Bates particularly identified US billionaire and former presidential aspirant Michael Bloomberg as the one "putting millions and millions of dollars into the system, funding WHO and networks of non-governmental organizations to prohibit vaping products." 

"He [Bloomberg] comes in with a giant vested interest himself, but laden with billions of dollars and aggressive public health-based marketing campaign, tries to get vaping banned. The WHO and many intermediary organizations are taking money from a prohibitionist. They do not realize what a conflict of interest it is.  It is a giant conflict of interest, massively distorting the debate on the future of tobacco and nicotine policy, but is completely unaccountable,” said Bates.

"Bloomberg's money has created a giant network of fake civil societies that are essentially front organizations for one man who has some very strong ideas about what to do on tobacco policy. He is a financial services billionaire who knows nothing about the subject of tobacco control policy," Bates said.

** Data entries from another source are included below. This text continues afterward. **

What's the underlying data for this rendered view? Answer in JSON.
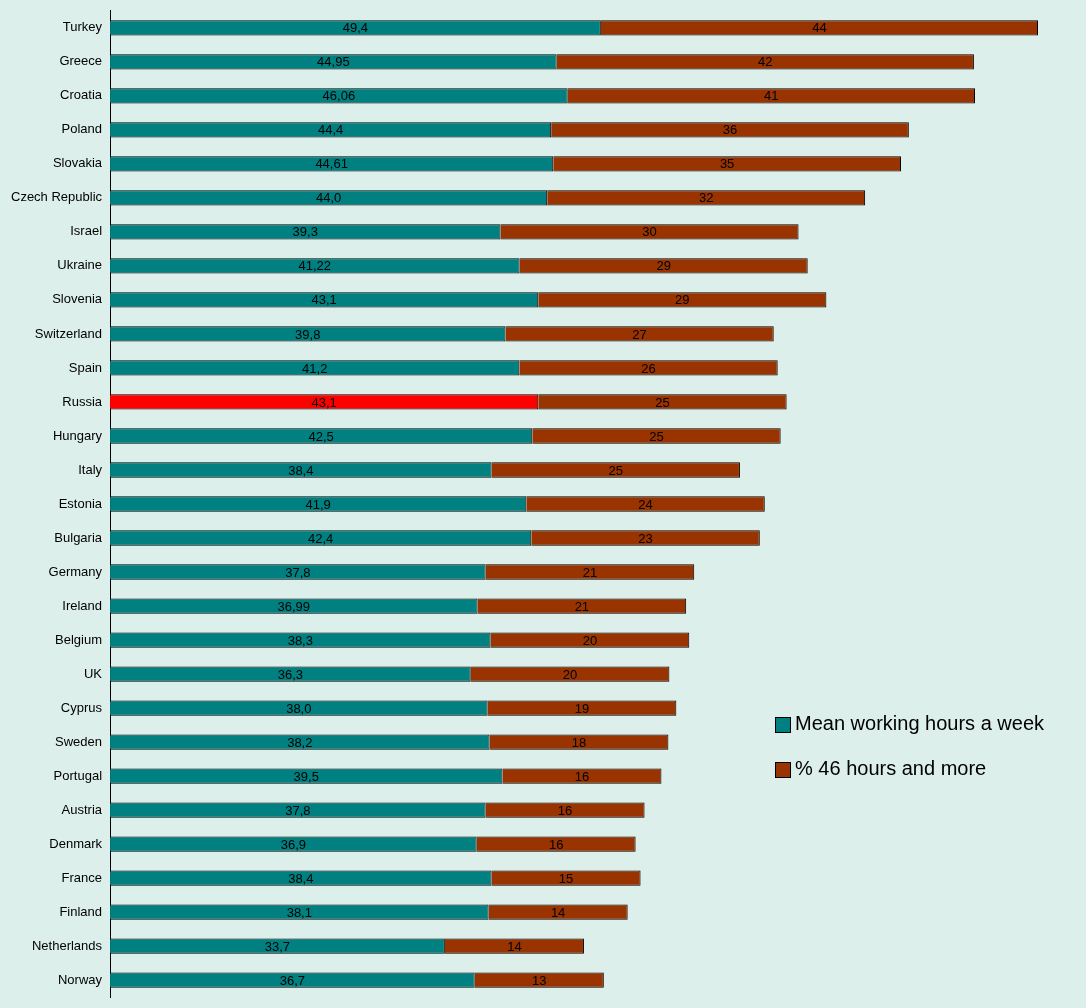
{
  "chart_data": {
    "type": "bar",
    "orientation": "horizontal",
    "stacked": true,
    "legend": "bottom right",
    "categories": [
      "Turkey",
      "Greece",
      "Croatia",
      "Poland",
      "Slovakia",
      "Czech Republic",
      "Israel",
      "Ukraine",
      "Slovenia",
      "Switzerland",
      "Spain",
      "Russia",
      "Hungary",
      "Italy",
      "Estonia",
      "Bulgaria",
      "Germany",
      "Ireland",
      "Belgium",
      "UK",
      "Cyprus",
      "Sweden",
      "Portugal",
      "Austria",
      "Denmark",
      "France",
      "Finland",
      "Netherlands",
      "Norway"
    ],
    "series": [
      {
        "name": "Mean working hours a week",
        "color": "#008080",
        "colors": [
          "#008080",
          "#008080",
          "#008080",
          "#008080",
          "#008080",
          "#008080",
          "#008080",
          "#008080",
          "#008080",
          "#008080",
          "#008080",
          "#ff0000",
          "#008080",
          "#008080",
          "#008080",
          "#008080",
          "#008080",
          "#008080",
          "#008080",
          "#008080",
          "#008080",
          "#008080",
          "#008080",
          "#008080",
          "#008080",
          "#008080",
          "#008080",
          "#008080",
          "#008080"
        ],
        "values": [
          49.4,
          44.95,
          46.06,
          44.4,
          44.61,
          44.0,
          39.3,
          41.22,
          43.1,
          39.8,
          41.2,
          43.1,
          42.5,
          38.4,
          41.9,
          42.4,
          37.8,
          36.99,
          38.3,
          36.3,
          38.0,
          38.2,
          39.5,
          37.8,
          36.9,
          38.4,
          38.1,
          33.7,
          36.7
        ],
        "value_labels": [
          "49,4",
          "44,95",
          "46,06",
          "44,4",
          "44,61",
          "44,0",
          "39,3",
          "41,22",
          "43,1",
          "39,8",
          "41,2",
          "43,1",
          "42,5",
          "38,4",
          "41,9",
          "42,4",
          "37,8",
          "36,99",
          "38,3",
          "36,3",
          "38,0",
          "38,2",
          "39,5",
          "37,8",
          "36,9",
          "38,4",
          "38,1",
          "33,7",
          "36,7"
        ]
      },
      {
        "name": "% 46 hours and more",
        "color": "#993300",
        "values": [
          44,
          42,
          41,
          36,
          35,
          32,
          30,
          29,
          29,
          27,
          26,
          25,
          25,
          25,
          24,
          23,
          21,
          21,
          20,
          20,
          19,
          18,
          16,
          16,
          16,
          15,
          14,
          14,
          13
        ],
        "value_labels": [
          "44",
          "42",
          "41",
          "36",
          "35",
          "32",
          "30",
          "29",
          "29",
          "27",
          "26",
          "25",
          "25",
          "25",
          "24",
          "23",
          "21",
          "21",
          "20",
          "20",
          "19",
          "18",
          "16",
          "16",
          "16",
          "15",
          "14",
          "14",
          "13"
        ]
      }
    ]
  }
}
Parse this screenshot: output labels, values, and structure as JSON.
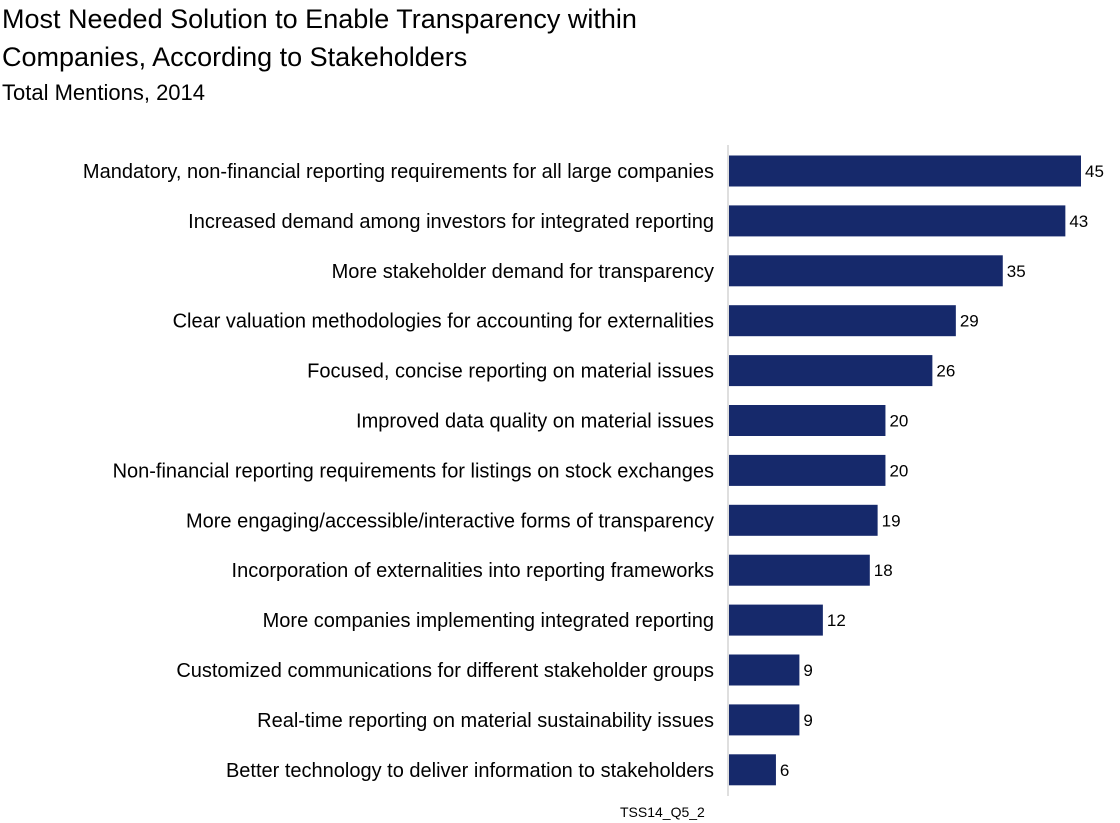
{
  "title": "Most Needed Solution to Enable Transparency within Companies, According to Stakeholders",
  "subtitle": "Total Mentions, 2014",
  "source_code": "TSS14_Q5_2",
  "colors": {
    "bar": "#16296b",
    "axis": "#bfbfbf"
  },
  "chart_data": {
    "type": "bar",
    "orientation": "horizontal",
    "title": "Most Needed Solution to Enable Transparency within Companies, According to Stakeholders",
    "subtitle": "Total Mentions, 2014",
    "xlabel": "",
    "ylabel": "",
    "xlim": [
      0,
      45
    ],
    "grid": false,
    "legend": "none",
    "categories": [
      "Mandatory, non-financial reporting requirements for all large companies",
      "Increased demand among investors for integrated reporting",
      "More stakeholder demand for transparency",
      "Clear valuation methodologies for accounting for externalities",
      "Focused, concise reporting on material issues",
      "Improved data quality on material issues",
      "Non-financial reporting requirements for listings on stock exchanges",
      "More engaging/accessible/interactive forms of transparency",
      "Incorporation of externalities into reporting frameworks",
      "More companies implementing integrated reporting",
      "Customized communications for different stakeholder groups",
      "Real-time reporting on material sustainability issues",
      "Better technology to deliver information to stakeholders"
    ],
    "values": [
      45,
      43,
      35,
      29,
      26,
      20,
      20,
      19,
      18,
      12,
      9,
      9,
      6
    ]
  }
}
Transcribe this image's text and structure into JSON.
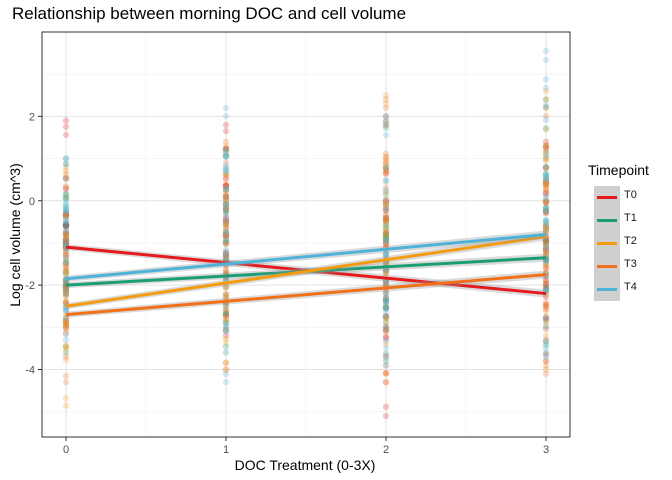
{
  "chart_data": {
    "type": "scatter",
    "title": "Relationship between morning DOC and cell volume",
    "xlabel": "DOC Treatment (0-3X)",
    "ylabel": "Log cell volume (cm^3)",
    "xlim": [
      -0.15,
      3.15
    ],
    "ylim": [
      -5.6,
      4.0
    ],
    "x_ticks": [
      0,
      1,
      2,
      3
    ],
    "y_ticks": [
      -4,
      -2,
      0,
      2
    ],
    "grid": true,
    "legend": {
      "title": "Timepoint",
      "placement": "right"
    },
    "series": [
      {
        "name": "T0",
        "color": "#e41a1c",
        "points": [
          {
            "x": 0,
            "ymin": -3.0,
            "ymax": 1.9
          },
          {
            "x": 1,
            "ymin": -3.2,
            "ymax": 1.8
          },
          {
            "x": 2,
            "ymin": -5.1,
            "ymax": 2.0
          },
          {
            "x": 3,
            "ymin": -3.8,
            "ymax": 1.4
          }
        ],
        "trend": {
          "x": [
            0,
            3
          ],
          "y": [
            -1.1,
            -2.2
          ]
        }
      },
      {
        "name": "T1",
        "color": "#1b9e77",
        "points": [
          {
            "x": 0,
            "ymin": -3.6,
            "ymax": 1.0
          },
          {
            "x": 1,
            "ymin": -3.6,
            "ymax": 1.2
          },
          {
            "x": 2,
            "ymin": -3.8,
            "ymax": 1.9
          },
          {
            "x": 3,
            "ymin": -3.6,
            "ymax": 2.4
          }
        ],
        "trend": {
          "x": [
            0,
            3
          ],
          "y": [
            -2.0,
            -1.35
          ]
        }
      },
      {
        "name": "T2",
        "color": "#f39c12",
        "points": [
          {
            "x": 0,
            "ymin": -4.85,
            "ymax": 0.8
          },
          {
            "x": 1,
            "ymin": -4.0,
            "ymax": 1.3
          },
          {
            "x": 2,
            "ymin": -4.3,
            "ymax": 2.5
          },
          {
            "x": 3,
            "ymin": -4.0,
            "ymax": 2.6
          }
        ],
        "trend": {
          "x": [
            0,
            3
          ],
          "y": [
            -2.5,
            -0.85
          ]
        }
      },
      {
        "name": "T3",
        "color": "#f0711a",
        "points": [
          {
            "x": 0,
            "ymin": -4.3,
            "ymax": 0.7
          },
          {
            "x": 1,
            "ymin": -4.0,
            "ymax": 1.4
          },
          {
            "x": 2,
            "ymin": -4.1,
            "ymax": 2.4
          },
          {
            "x": 3,
            "ymin": -4.1,
            "ymax": 2.2
          }
        ],
        "trend": {
          "x": [
            0,
            3
          ],
          "y": [
            -2.7,
            -1.75
          ]
        }
      },
      {
        "name": "T4",
        "color": "#4fb3d9",
        "points": [
          {
            "x": 0,
            "ymin": -3.3,
            "ymax": 1.0
          },
          {
            "x": 1,
            "ymin": -4.3,
            "ymax": 2.2
          },
          {
            "x": 2,
            "ymin": -3.9,
            "ymax": 2.0
          },
          {
            "x": 3,
            "ymin": -3.7,
            "ymax": 3.55
          }
        ],
        "trend": {
          "x": [
            0,
            3
          ],
          "y": [
            -1.85,
            -0.8
          ]
        }
      }
    ]
  }
}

Consumer groups asked governments in the Asia-Pacific region to instead create sensible tobacco harm reduction legislation by removing the deeply entrenched interest groups, often operating within the governments themselves. They said many Asian nations that are signatories to FCTC own their own cigarette manufacturing industries, which generate handsome profits and taxes. 

Nancy Loucas, executive coordinator of CAPHRA, also called on policy-makers and health authorities to look at scientific evidence showing that smoke-free nicotine products are dramatically safer than combustible cigarettes and have in fact helped millions quit smoking.

“As consumer advocates, we fight for the right to have the facts, the science, the truth be heard, acknowledged and utilized by public health policy-makers and by government. It is an uphill battle, but we continue to do it because we know we are fighting the good fight.  Consumers advocates fight for the right of millions of adult smokers in Asia Pacific to have a choice to use safer nicotine products,” said Loucas.

Nancy Loucas said New Zealand has an opportunity to become the first country in the region to have a regulatory framework for vaping and other smoke-free products. “We will probably have the first proper regulatory framework in the region, and we know we have to get it right because it will be the precedent in the region,” Loucas said.  

David Sweanor, chair of the advisory committee of the Centre for Health Law, Policy and Ethics at the University of Ottawa, said THR has proven its effectiveness in reducing smoking incidence in several countries.

“We have already seen examples around the world that the biggest declines in cigarette smoking are in countries that have available alternatives,” Sweanor said.